Non si trattava dunque solo
della ricerca di una nuova forma letteraria, ma di una nuova comprensione ed
enunciazione del Vangelo; di una nuova comprensione e
narrazione di Dio.
Papa Francesco è ripartito
esattamente da quel punto. Ha
indetto l’anno santo straordinario ripartendo dal Concilio, esattamente dal
punto, anzi dal giorno, l’8 dicembre, in cui il Concilio era stato interrotto. Perché
quell’ “evento”, come il papa lo ha chiamato, contro l’ermeneutica riduttiva che
lo aveva
voluto ridurre a un collage di documenti
chiusi in se stessi, anche
50 anni dopo. Non era affatto finito. Ed ora, superata la palude, si
ricongiungeva al pontificato di Francesco, sicché Concilio e papa Francesco non
sono due eventi, ma un unico evento.
Nella bolla d’indizione del
Giubileo, la Misericordiae Vultus, papa Francesco dice che “i Padri radunati
nel Concilio avevano percepito forte, come un vero soffio dello Spirito,
l’esigenza di parlare di Dio agli uomini del loro tempo in un modo più comprensibile.
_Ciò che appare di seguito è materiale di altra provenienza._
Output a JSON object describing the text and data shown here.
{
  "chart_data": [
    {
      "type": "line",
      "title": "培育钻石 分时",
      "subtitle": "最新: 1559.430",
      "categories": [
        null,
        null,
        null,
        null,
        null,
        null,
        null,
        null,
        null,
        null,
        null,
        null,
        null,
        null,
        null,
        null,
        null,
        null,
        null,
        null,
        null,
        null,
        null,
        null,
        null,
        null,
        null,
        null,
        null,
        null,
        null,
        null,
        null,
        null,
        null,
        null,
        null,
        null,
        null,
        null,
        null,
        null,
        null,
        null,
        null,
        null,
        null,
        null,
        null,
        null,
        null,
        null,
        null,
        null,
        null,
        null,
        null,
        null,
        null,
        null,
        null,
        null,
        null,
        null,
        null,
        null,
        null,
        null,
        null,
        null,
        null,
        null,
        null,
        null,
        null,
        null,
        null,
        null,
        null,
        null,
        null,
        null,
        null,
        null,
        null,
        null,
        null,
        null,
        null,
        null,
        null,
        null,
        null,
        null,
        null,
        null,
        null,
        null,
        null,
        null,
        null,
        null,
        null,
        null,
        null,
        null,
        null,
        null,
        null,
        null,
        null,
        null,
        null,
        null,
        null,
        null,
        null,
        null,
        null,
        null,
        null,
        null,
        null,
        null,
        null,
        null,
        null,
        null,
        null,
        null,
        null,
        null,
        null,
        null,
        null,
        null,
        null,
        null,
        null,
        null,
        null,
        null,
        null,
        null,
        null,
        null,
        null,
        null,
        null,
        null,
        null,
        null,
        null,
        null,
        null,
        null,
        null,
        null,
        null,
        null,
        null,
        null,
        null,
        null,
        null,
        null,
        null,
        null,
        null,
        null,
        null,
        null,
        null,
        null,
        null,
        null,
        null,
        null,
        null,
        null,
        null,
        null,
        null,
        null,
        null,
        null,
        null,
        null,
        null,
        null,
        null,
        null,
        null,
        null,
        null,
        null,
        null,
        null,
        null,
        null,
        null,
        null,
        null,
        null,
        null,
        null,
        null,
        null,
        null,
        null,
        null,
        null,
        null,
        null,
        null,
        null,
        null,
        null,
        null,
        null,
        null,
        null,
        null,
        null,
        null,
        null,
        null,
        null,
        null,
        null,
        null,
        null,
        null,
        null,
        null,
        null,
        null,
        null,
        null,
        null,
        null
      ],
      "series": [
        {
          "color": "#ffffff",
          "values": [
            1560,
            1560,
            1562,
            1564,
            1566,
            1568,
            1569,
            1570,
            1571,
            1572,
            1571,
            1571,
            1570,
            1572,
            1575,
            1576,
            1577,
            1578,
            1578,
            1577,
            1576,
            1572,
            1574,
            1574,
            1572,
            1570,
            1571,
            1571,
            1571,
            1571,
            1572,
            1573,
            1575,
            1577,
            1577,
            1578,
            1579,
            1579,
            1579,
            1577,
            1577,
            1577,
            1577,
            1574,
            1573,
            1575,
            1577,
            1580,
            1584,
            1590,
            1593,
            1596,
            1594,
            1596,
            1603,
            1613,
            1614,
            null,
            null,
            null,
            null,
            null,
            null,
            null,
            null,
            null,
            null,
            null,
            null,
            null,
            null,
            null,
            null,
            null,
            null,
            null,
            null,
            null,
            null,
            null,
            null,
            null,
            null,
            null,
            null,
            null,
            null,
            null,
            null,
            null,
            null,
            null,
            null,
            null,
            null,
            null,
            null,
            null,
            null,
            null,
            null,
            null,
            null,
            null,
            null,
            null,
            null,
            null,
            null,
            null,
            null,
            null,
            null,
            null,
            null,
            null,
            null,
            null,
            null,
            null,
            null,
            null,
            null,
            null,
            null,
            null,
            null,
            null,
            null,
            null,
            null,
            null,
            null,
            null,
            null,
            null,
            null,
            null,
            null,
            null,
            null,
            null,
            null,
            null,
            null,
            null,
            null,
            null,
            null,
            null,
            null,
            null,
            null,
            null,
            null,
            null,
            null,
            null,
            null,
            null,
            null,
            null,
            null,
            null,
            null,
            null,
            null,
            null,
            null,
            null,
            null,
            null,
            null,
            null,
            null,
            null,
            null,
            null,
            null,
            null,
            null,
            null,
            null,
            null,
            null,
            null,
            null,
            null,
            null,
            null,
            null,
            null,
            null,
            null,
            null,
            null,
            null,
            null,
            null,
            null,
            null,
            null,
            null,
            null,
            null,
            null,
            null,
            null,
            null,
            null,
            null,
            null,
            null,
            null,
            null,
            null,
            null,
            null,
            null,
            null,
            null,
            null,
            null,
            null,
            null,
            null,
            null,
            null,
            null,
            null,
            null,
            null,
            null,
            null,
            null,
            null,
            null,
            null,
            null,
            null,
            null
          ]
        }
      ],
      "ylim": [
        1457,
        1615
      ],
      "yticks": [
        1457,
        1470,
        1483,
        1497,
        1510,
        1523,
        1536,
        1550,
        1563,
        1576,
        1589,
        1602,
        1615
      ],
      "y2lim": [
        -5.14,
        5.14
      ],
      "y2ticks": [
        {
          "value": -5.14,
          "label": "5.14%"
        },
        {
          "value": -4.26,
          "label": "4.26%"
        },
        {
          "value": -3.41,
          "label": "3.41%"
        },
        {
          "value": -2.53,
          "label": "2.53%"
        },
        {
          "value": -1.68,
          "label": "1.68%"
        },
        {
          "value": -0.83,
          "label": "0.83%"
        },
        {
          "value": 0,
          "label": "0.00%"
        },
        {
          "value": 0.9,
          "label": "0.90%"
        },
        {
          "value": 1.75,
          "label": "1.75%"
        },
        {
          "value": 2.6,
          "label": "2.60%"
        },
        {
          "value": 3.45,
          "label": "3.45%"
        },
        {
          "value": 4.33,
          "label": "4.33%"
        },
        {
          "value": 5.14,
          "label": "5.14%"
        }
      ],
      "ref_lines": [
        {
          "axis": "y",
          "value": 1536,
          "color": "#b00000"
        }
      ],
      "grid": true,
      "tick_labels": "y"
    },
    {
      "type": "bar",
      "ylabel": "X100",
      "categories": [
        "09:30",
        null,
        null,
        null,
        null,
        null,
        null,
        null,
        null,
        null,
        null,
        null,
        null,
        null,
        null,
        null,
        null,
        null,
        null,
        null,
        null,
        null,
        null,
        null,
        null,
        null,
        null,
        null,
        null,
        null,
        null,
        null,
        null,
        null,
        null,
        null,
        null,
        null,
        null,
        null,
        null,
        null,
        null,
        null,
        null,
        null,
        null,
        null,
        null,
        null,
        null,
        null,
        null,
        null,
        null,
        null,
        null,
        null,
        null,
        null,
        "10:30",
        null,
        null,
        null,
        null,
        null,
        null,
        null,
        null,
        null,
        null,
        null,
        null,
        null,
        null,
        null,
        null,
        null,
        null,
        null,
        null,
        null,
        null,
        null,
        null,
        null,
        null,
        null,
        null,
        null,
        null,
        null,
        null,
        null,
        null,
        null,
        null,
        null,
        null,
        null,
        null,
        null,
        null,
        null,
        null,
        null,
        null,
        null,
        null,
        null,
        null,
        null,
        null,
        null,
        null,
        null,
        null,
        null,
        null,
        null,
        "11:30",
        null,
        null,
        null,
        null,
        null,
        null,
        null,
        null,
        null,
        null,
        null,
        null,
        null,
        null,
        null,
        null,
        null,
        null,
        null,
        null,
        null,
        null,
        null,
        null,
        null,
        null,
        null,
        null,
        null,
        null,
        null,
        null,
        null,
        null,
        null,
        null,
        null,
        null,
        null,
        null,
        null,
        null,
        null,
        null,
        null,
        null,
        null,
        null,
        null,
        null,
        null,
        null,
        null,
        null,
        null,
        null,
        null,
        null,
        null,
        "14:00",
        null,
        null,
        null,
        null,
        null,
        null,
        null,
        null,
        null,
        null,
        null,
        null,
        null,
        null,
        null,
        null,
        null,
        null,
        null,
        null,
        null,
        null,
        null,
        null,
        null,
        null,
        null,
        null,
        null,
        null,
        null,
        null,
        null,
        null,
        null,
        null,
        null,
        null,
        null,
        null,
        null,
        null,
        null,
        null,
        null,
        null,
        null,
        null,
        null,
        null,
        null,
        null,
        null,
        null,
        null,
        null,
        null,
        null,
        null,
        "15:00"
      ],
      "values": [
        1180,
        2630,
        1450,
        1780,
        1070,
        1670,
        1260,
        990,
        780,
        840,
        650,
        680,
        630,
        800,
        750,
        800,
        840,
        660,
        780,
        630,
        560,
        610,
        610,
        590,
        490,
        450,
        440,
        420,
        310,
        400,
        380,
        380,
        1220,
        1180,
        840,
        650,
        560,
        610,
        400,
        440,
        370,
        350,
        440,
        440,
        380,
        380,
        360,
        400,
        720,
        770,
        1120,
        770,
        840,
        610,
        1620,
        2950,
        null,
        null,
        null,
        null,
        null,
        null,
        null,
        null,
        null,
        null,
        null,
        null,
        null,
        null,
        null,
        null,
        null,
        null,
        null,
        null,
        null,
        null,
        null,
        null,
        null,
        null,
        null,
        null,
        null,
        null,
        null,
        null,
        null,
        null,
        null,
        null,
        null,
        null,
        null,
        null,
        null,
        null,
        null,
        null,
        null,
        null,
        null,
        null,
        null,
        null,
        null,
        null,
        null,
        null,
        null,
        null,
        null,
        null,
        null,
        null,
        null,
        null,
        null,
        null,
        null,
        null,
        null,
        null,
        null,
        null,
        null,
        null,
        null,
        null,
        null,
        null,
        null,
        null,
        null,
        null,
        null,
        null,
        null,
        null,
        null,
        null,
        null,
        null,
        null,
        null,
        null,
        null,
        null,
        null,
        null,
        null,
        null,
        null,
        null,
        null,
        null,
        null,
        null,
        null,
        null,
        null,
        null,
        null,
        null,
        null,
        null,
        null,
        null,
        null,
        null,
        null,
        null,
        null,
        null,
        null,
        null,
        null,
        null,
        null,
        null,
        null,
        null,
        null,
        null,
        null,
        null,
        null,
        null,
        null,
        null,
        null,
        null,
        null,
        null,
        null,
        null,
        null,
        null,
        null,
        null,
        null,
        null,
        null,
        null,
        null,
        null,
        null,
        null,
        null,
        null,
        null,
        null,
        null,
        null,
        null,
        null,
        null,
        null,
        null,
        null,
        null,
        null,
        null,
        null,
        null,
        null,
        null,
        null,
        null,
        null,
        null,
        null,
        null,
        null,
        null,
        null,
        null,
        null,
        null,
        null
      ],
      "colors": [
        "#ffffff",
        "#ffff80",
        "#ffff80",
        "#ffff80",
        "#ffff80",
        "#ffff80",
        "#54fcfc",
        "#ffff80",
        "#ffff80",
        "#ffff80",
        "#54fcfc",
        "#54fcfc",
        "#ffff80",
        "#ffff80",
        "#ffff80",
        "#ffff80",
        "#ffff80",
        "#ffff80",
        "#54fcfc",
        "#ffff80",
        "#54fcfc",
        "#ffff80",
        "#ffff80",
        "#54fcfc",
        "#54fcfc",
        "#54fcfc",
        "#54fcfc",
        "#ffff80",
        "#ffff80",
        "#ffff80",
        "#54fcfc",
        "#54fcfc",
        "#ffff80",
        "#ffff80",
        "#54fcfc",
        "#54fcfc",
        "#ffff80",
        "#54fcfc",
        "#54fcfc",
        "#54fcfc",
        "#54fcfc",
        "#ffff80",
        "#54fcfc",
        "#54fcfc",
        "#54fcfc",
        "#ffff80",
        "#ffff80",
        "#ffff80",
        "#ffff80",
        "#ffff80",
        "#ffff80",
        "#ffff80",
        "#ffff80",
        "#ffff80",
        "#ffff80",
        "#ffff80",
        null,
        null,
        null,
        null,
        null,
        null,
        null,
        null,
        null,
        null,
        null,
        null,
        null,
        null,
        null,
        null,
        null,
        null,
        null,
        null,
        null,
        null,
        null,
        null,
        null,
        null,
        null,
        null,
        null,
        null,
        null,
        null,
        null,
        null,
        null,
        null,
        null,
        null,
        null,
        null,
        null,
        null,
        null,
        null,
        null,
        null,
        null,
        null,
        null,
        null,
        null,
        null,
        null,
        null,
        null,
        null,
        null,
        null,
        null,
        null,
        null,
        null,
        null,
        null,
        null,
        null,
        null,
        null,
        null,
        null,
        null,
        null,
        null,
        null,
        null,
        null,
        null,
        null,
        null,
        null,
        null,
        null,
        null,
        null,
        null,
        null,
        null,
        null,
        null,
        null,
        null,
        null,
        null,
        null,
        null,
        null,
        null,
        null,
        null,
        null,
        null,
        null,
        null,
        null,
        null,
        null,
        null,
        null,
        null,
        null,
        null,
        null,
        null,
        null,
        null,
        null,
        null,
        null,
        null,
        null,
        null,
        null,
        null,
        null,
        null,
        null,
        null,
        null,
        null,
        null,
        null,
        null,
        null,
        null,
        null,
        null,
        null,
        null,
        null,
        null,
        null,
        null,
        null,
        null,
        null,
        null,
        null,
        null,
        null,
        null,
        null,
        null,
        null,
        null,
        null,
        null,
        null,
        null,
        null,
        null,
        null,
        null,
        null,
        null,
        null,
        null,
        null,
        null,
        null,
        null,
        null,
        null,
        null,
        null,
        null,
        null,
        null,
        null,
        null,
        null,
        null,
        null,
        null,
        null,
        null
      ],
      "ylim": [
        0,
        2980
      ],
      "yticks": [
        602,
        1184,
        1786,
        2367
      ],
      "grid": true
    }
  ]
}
Abbattute le muraglie che da troppo tempo avevano rinchiuso la Chiesa in una
cittadella privilegiata, era giunto il tempo di annunciare il Vangelo in modo
nuovo” (n. 4).
Parlare
di Dio agli uomini in un altro modo. E’ quello che incessantemente fa papa
Francesco a partire dal Vangelo che ogni mattina legge e commenta in faccia a
tutti bucando le pareti della casa di Santa Marta. Ed è quello che
incessantemente, e per tutta la vita, ha fatto padre Turoldo. E la cosa più
straordinaria è che la nuova immagine di Dio che viene trasmessa dalla
testimonianza vitale del papa Francesco è molto simile all’immagine di Dio che
padre David ha contemplato, cantato e annunziato in tutta la sua vita.
E ciò proprio a partire
dai due connotati principali a cui è legata questa nuova rivelazione di Dio, il
connotato del Dio che è solo misericordia, il connotato del Dio che si rivela
nel mistero del povero. E dico nuova non certo in relazione alla figura di Dio
rivelata da Gesù, ma nuova rispetto alle prassi e agli stereotipi delle Chiese,
delle religioni e delle filosofie mondane.
Non insisterò sui
tratti della misericordia che irradiano dal volto di Dio disegnato da padre
David. Tutta la sua poesia è polarizzata sul Dio di misericordia, e del resto
le sue traduzioni dei salmi e degli inni non sono che un canto alla misericordia,
che è celebrata in ogni salmo ed è oggetto della lode ininterrotta che percorre
tutto l’Antico Testamento.
Voglio invece fermarmi
sul tema della povertà in cui si incontrano la riflessione di padre David e
l’eredità del Concilio che papa Francesco ha raccolto.
È nel fare esperienza
di Dio, della sofferenza di Dio, della sua debolezza e indigenza, che padre
David ha incontrato il mistero del povero e ne ha cantato la “profezia”; e
proprio questa è stata l’ultima parola di padre David in un libro uscito
postumo, nel 1988, per l’editrice Servitium, dal titolo “La profezia della
povertà”.
In che modo questo tema
turoldiano incrocia la profezia del Concilio?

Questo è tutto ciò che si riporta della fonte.